Alternative remedy is not an absolute bar to a writ petition. : Jharkhand High Court

It is true that an alternative remedy is not an absolute bar to a writ petition, but it is equally well settled that if there is an alternative remedy the High Court should not ordinarily interfere, is referred by Justice Sanjay Kumar Dwiwedi of the Jharkhand High Court in the case of Md. Shamin v. State of Jharkhand [ W.P. (Cr.) No. 312 of 2020]

This order was passed in a matter of facts where the petitioner has filed this writ petition under Article 226 of the Indian Constitution seeking a direction to the respondents to lodge an F.I.R. based on the petitioner’s written complaint. The petitioner’s complaint is that, despite the petitioner’s written submission, no F.I.R. has been filed. Learned counsel for the petitioner contends that the petitioner has the right to file an F.I.R. and that the respondents are obligated to file an F.I.R., which they have not done.

The learned counsel for the respondent-State contends that petitioning the Hon’ble High Court under Article 226 of the Constitution is not an appropriate remedy. He claims that a proceeding under Section 107 of the Criminal Procedure Code has already been initiated. He claims that there is a remedy available under the Code of Criminal Procedure in these types of cases. He claims that if no FIR has been filed, the proposed informant should approach the Magistrate in accordance with the Code of Criminal Procedure. In support of his contention, learned counsel for the respondent-State cited the decision in “Sakiri Vasu Vrs. State of Uttar Pradesh and Ors.” reported in (2008) 2 SCC 409.

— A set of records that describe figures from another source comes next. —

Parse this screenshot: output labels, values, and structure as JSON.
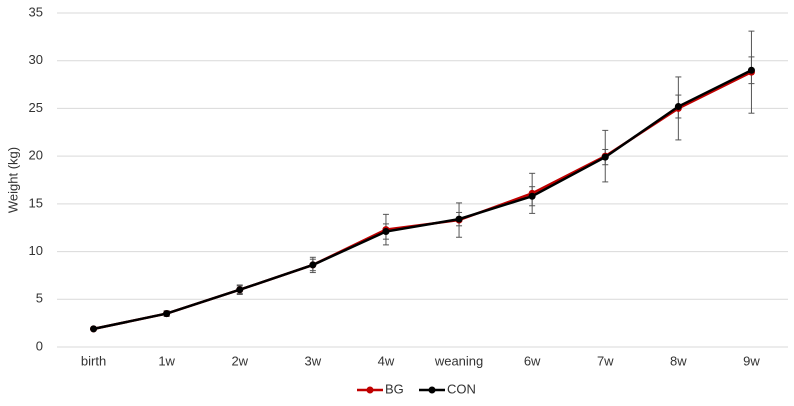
{
  "chart_data": {
    "type": "line",
    "y_label": "Weight (kg)",
    "categories": [
      "birth",
      "1w",
      "2w",
      "3w",
      "4w",
      "weaning",
      "6w",
      "7w",
      "8w",
      "9w"
    ],
    "series": [
      {
        "name": "BG",
        "color": "#c00000",
        "values": [
          1.9,
          3.5,
          6.0,
          8.6,
          12.3,
          13.3,
          16.1,
          20.0,
          25.0,
          28.8
        ],
        "errors": [
          0.1,
          0.3,
          0.5,
          0.8,
          1.6,
          1.8,
          2.1,
          2.7,
          3.3,
          4.3
        ]
      },
      {
        "name": "CON",
        "color": "#000000",
        "values": [
          1.9,
          3.5,
          6.0,
          8.6,
          12.1,
          13.4,
          15.8,
          19.9,
          25.2,
          29.0
        ],
        "errors": [
          0.1,
          0.2,
          0.4,
          0.6,
          0.8,
          0.7,
          1.0,
          0.8,
          1.2,
          1.4
        ]
      }
    ],
    "ylim": [
      0,
      35
    ],
    "yticks": [
      0,
      5,
      10,
      15,
      20,
      25,
      30,
      35
    ],
    "grid": true,
    "legend": "bottom"
  }
}
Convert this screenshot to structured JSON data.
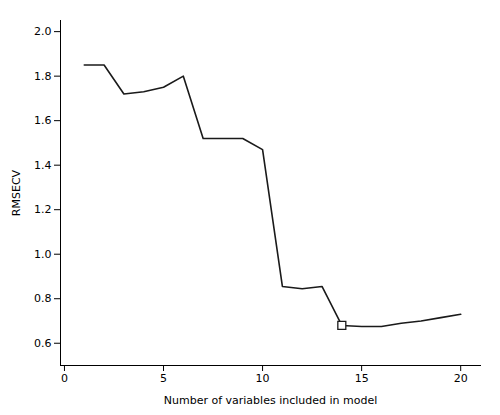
{
  "chart_data": {
    "type": "line",
    "x_label": "Number of variables included in model",
    "y_label": "RMSECV",
    "x": [
      1,
      2,
      3,
      4,
      5,
      6,
      7,
      8,
      9,
      10,
      11,
      12,
      13,
      14,
      15,
      16,
      17,
      18,
      19,
      20
    ],
    "series": [
      {
        "type": "line",
        "color": "#1a1a1a",
        "values": [
          1.85,
          1.85,
          1.72,
          1.73,
          1.75,
          1.8,
          1.52,
          1.52,
          1.52,
          1.47,
          0.855,
          0.845,
          0.855,
          0.68,
          0.675,
          0.675,
          0.69,
          0.7,
          0.715,
          0.73
        ]
      },
      {
        "type": "scatter",
        "marker": "square",
        "color": "#1a1a1a",
        "values": [
          null,
          null,
          null,
          null,
          null,
          null,
          null,
          null,
          null,
          null,
          null,
          null,
          null,
          0.68,
          null,
          null,
          null,
          null,
          null,
          null
        ]
      }
    ],
    "xlim": [
      -0.2,
      21
    ],
    "ylim": [
      0.5,
      2.05
    ],
    "xticks": [
      0,
      5,
      10,
      15,
      20
    ],
    "yticks": [
      0.6,
      0.8,
      {
        "value": 1,
        "label": "1.0"
      },
      1.2,
      1.4,
      1.6,
      1.8,
      {
        "value": 2,
        "label": "2.0"
      }
    ],
    "grid": false
  }
}
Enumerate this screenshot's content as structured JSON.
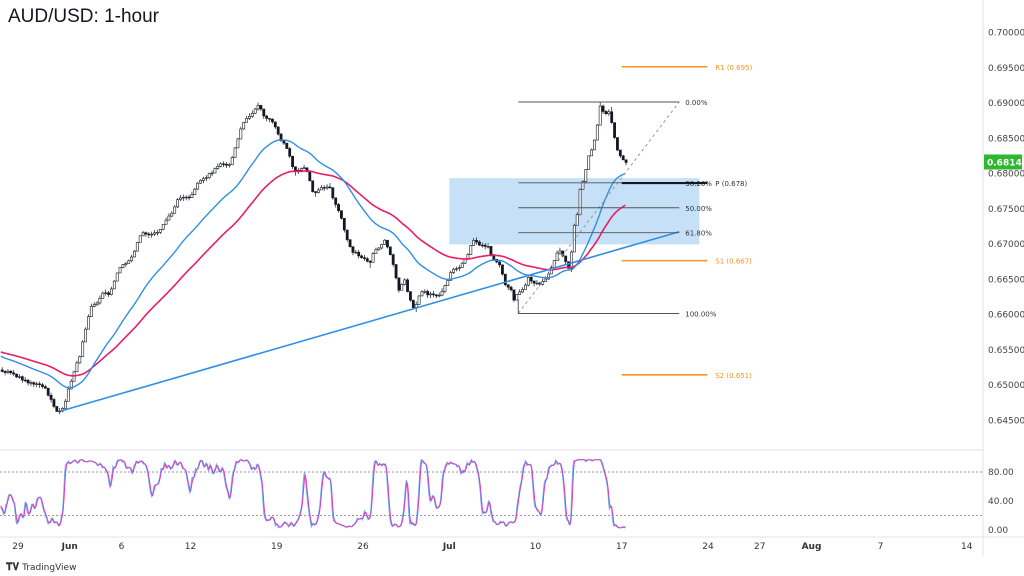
{
  "title": "AUD/USD: 1-hour",
  "branding": "TradingView",
  "colors": {
    "up_candle": "#131722",
    "fast_ma": "#2f8fe6",
    "slow_ma": "#e91e63",
    "trendline": "#2f8fe6",
    "pivot_levels": "#f7931e",
    "fib_lines": "#555555",
    "zone_fill": "#bcdaf7",
    "last_price_bg": "#2fb82f",
    "stoch_k": "#5fb2f5",
    "stoch_d": "#d63fbb"
  },
  "price_axis": {
    "labels": [
      "0.70000",
      "0.69500",
      "0.69000",
      "0.68500",
      "0.68000",
      "0.67500",
      "0.67000",
      "0.66500",
      "0.66000",
      "0.65500",
      "0.65000",
      "0.64500"
    ],
    "range": [
      0.645,
      0.7
    ],
    "last_price": "0.68142"
  },
  "x_ticks": [
    {
      "label": "29",
      "date": "2023-05-29"
    },
    {
      "label": "Jun",
      "date": "2023-06-01"
    },
    {
      "label": "6",
      "date": "2023-06-06"
    },
    {
      "label": "12",
      "date": "2023-06-12"
    },
    {
      "label": "19",
      "date": "2023-06-19"
    },
    {
      "label": "26",
      "date": "2023-06-26"
    },
    {
      "label": "Jul",
      "date": "2023-07-03"
    },
    {
      "label": "10",
      "date": "2023-07-10"
    },
    {
      "label": "17",
      "date": "2023-07-17"
    },
    {
      "label": "24",
      "date": "2023-07-24"
    },
    {
      "label": "27",
      "date": "2023-07-27"
    },
    {
      "label": "Aug",
      "date": "2023-08-01"
    },
    {
      "label": "7",
      "date": "2023-08-07"
    },
    {
      "label": "14",
      "date": "2023-08-14"
    }
  ],
  "chart_data": {
    "type": "candlestick",
    "symbol": "AUD/USD",
    "timeframe": "1-hour",
    "ylim": [
      0.645,
      0.7
    ],
    "price_path": [
      {
        "date": "2023-05-26 00:00",
        "close": 0.652
      },
      {
        "date": "2023-05-30 07:00",
        "close": 0.6499
      },
      {
        "date": "2023-05-31 13:00",
        "close": 0.6463
      },
      {
        "date": "2023-06-01 14:00",
        "close": 0.6534
      },
      {
        "date": "2023-06-02 18:00",
        "close": 0.6619
      },
      {
        "date": "2023-06-06 12:00",
        "close": 0.6676
      },
      {
        "date": "2023-06-08 06:00",
        "close": 0.6718
      },
      {
        "date": "2023-06-12 13:00",
        "close": 0.6789
      },
      {
        "date": "2023-06-14 07:00",
        "close": 0.6811
      },
      {
        "date": "2023-06-15 22:00",
        "close": 0.6896
      },
      {
        "date": "2023-06-16 22:00",
        "close": 0.6867
      },
      {
        "date": "2023-06-20 01:00",
        "close": 0.68
      },
      {
        "date": "2023-06-21 05:00",
        "close": 0.6768
      },
      {
        "date": "2023-06-22 02:00",
        "close": 0.6782
      },
      {
        "date": "2023-06-23 06:00",
        "close": 0.6697
      },
      {
        "date": "2023-06-26 10:00",
        "close": 0.6669
      },
      {
        "date": "2023-06-27 07:00",
        "close": 0.6704
      },
      {
        "date": "2023-06-28 03:00",
        "close": 0.6633
      },
      {
        "date": "2023-06-29 00:00",
        "close": 0.6605
      },
      {
        "date": "2023-06-30 11:00",
        "close": 0.6626
      },
      {
        "date": "2023-07-03 22:00",
        "close": 0.6676
      },
      {
        "date": "2023-07-04 19:00",
        "close": 0.6697
      },
      {
        "date": "2023-07-05 23:00",
        "close": 0.6669
      },
      {
        "date": "2023-07-06 19:00",
        "close": 0.6619
      },
      {
        "date": "2023-07-07 16:00",
        "close": 0.6655
      },
      {
        "date": "2023-07-10 13:00",
        "close": 0.6648
      },
      {
        "date": "2023-07-11 10:00",
        "close": 0.669
      },
      {
        "date": "2023-07-12 00:00",
        "close": 0.6662
      },
      {
        "date": "2023-07-12 11:00",
        "close": 0.674
      },
      {
        "date": "2023-07-12 21:00",
        "close": 0.6789
      },
      {
        "date": "2023-07-13 11:00",
        "close": 0.6846
      },
      {
        "date": "2023-07-13 18:00",
        "close": 0.6896
      },
      {
        "date": "2023-07-14 08:00",
        "close": 0.6889
      },
      {
        "date": "2023-07-17 05:00",
        "close": 0.68142
      }
    ],
    "pivots": [
      {
        "label": "R1 (0.695)",
        "value": 0.695
      },
      {
        "label": "P (0.678)",
        "value": 0.6785
      },
      {
        "label": "S1 (0.667)",
        "value": 0.6675
      },
      {
        "label": "S2 (0.651)",
        "value": 0.6513
      }
    ],
    "pivot_span": [
      "2023-07-17 00:00",
      "2023-07-21 23:00"
    ],
    "fibonacci": {
      "from": {
        "date": "2023-07-07 00:00",
        "price": 0.66
      },
      "to": {
        "date": "2023-07-20 08:00",
        "price": 0.69
      },
      "levels": [
        {
          "label": "0.00%",
          "value": 0.69
        },
        {
          "label": "38.20%",
          "value": 0.67854
        },
        {
          "label": "50.00%",
          "value": 0.675
        },
        {
          "label": "61.80%",
          "value": 0.67146
        },
        {
          "label": "100.00%",
          "value": 0.66
        }
      ]
    },
    "zone": {
      "from": "2023-07-03 00:00",
      "to": "2023-07-21 12:00",
      "top": 0.6792,
      "bottom": 0.6698
    },
    "trendline": {
      "from": {
        "date": "2023-05-31 13:00",
        "price": 0.6462
      },
      "to": {
        "date": "2023-07-20 08:00",
        "price": 0.6716
      }
    },
    "oscillator": {
      "type": "stochastic",
      "levels": [
        80,
        20
      ],
      "labels": [
        "80.00",
        "40.00",
        "0.00"
      ],
      "ylim": [
        0,
        100
      ]
    }
  }
}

This aspect of the case was further considered by the Supreme Court in the case of “Sudhir Bhaskarrao Tambe Vrs. Hemant Yaswant Dhage & Others” reported in (2016) 6 SCC 277, in which the judgement in “Sakri Vasu)” (supra) was followed. The Hon’ble Supreme Court has held in paragraph 2 of the aforementioned judgement as follows:

“that if a person has a grievance that his FIR has not been registered by the police, or having been registered, proper investigation is not being done, then the remedy of the aggrieved person is not to go to the High Court under Article 226 of the Constitution of India, but to approach the Magistrate concerned under Section 156(3) Cr.P.C. If such an application under Section 156(3) Cr.PC is made and the Magistrate is, prima face, satisfied, he can direct the FIR to be registered, or if it has already been registered, he can direct proper investigation to be done which includes in his discretion, if he deems it necessary, recommending a change of the investigating officer so that a proper investigation is done in the matter.” 

The Hon’ble Supreme Court of India cited this decision in the case of “M. Subramaniam & Anr Vrs. S. Janaki & Anr,” reported in (2020) SCC Online SC 341. The issue is now well settled as a result of the Hon’ble Supreme Court’s decision. If the police do not register the FIR, the complainant may approach the Magistrate in accordance with the Code of Criminal Procedure. The complainant has access to this alternative remedy. Given the preceding decisions, and the petitioner’s availability of an alternative remedy, the Court is hesitant to exercise its power under Article 226 of the Indian Constitution.

Accordingly, the instant criminal writ petition stands dismissed with a liberty to the petitioner to approach before the Magistrate concerned by invoking the statutory remedy available in the Cr.P.C.